The scientists published their study (“Sodium chloride is an ionic checkpoint for human TH2 cells and shapes the atopic skin microenvironment“) in Science Translational Medicine.

“The incidence of allergic diseases has increased over the past 50 years, likely due to environmental factors. However, the nature of these factors and the mode of action by which they induce the type 2 immune deviation characteristic of atopic diseases remain unclear. It has previously been reported that dietary sodium chloride promotes the polarization of T helper 17 (Th17) cells with implications for autoimmune diseases such as multiple sclerosis,” wrote the investigators.

“Here, we demonstrate that sodium chloride also potently promotes Th2 cell responses on multiple regulatory levels. Sodium chloride enhanced interleukin-4 (IL-4) and IL-13 production while suppressing interferon-gamma (IFN-gamma) production in memory T cells. It diverted alternative T cell fates into the Th2 cell phenotype and also induced de novo Th2 cell polarization from naïve T cell precursors.

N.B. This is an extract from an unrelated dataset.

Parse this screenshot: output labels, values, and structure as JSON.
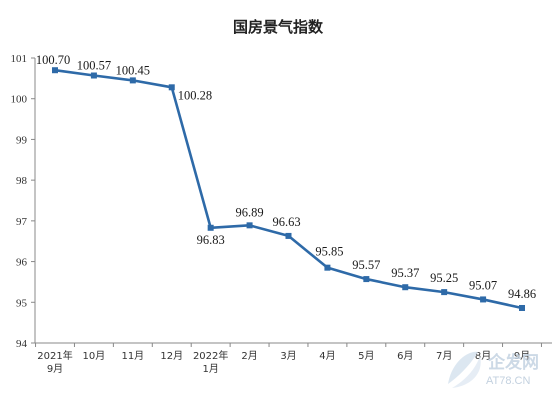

“Mechanistically, sodium chloride exerted its effects via the osmosensitive transcription factor NFAT5 and the kinase SGK-1, which regulated Th2 signature cytokines and master transcription factors in hyperosmolar salt conditions. The skin of patients suffering from atopic dermatitis contained elevated sodium compared to nonlesional atopic and healthy skin. These results suggest that sodium chloride represents a so far overlooked cutaneous microenvironmental checkpoint in atopic dermatitis that can induce Th2 cell responses, the orchestrators of atopic diseases.”

Types of T cells, which should not cause allergies, can, in the presence of salt, turn into Th2 cells. The changes are reversed when the T cell is again exposed to lower salt levels. “Consequently, ionic signals do play a role in the generation and control of Th2 cells,” said Zielinski, whose team investigated whether the affected skin regions of atopic dermatitis patients exhibit elevated sodium levels. “Measuring sodium concentrations in the tissue is complicated,” explained the first author of the study, Julia Matthias. “Dissolved salt in blood can be measured using standard clinical methods. But for the skin, we needed the help of colleagues in nuclear chemistry and physics.”

NAA Lab
A sample for a neutron activation analysis is inserted into a pneumatic tube at FRM II. [W. Schuermann / TUM)]
They tested the skin samples at the Research Neutron Source Heinz Maier-Leibnitz (FRM II) at TUM and at the Institute for Nuclear Chemistry at the University of Mainz by means of neutron activation analysis. The sodium levels in the affected skin areas of patients suffering from atopic dermatitis proved to be up to 30 times higher than in healthy skin.

“The higher sodium levels in the affected skin neatly match another characteristic of atopic dermatitis,” said Zielinski. “It has been known for some time that patients with this condition have elevated levels of the bacterium Staphylococcus aureus on their skin. These are bacteria, which thrive under salty conditions in contrast to other commensal bacteria, which are in fact harmed by salt.”

Neutron activation analysis at FRM II: A sample is handled after irridation. [W. Schuermann / TUM]
She believes that this insight along with others and the current research results point to a link between salt and the occurrence of atopic dermatitis.

“However, we have not yet been able to show how these large quantities of salt find their way to the skin,” she conceded. “For that reason, we are also unsure of how a low-salt or high-salt diet might be related to the appearance and progression of atopic dermatitis or other allergic conditions.”

Zielinski and colleagues plan to address these and other questions in future interdisciplinary studies.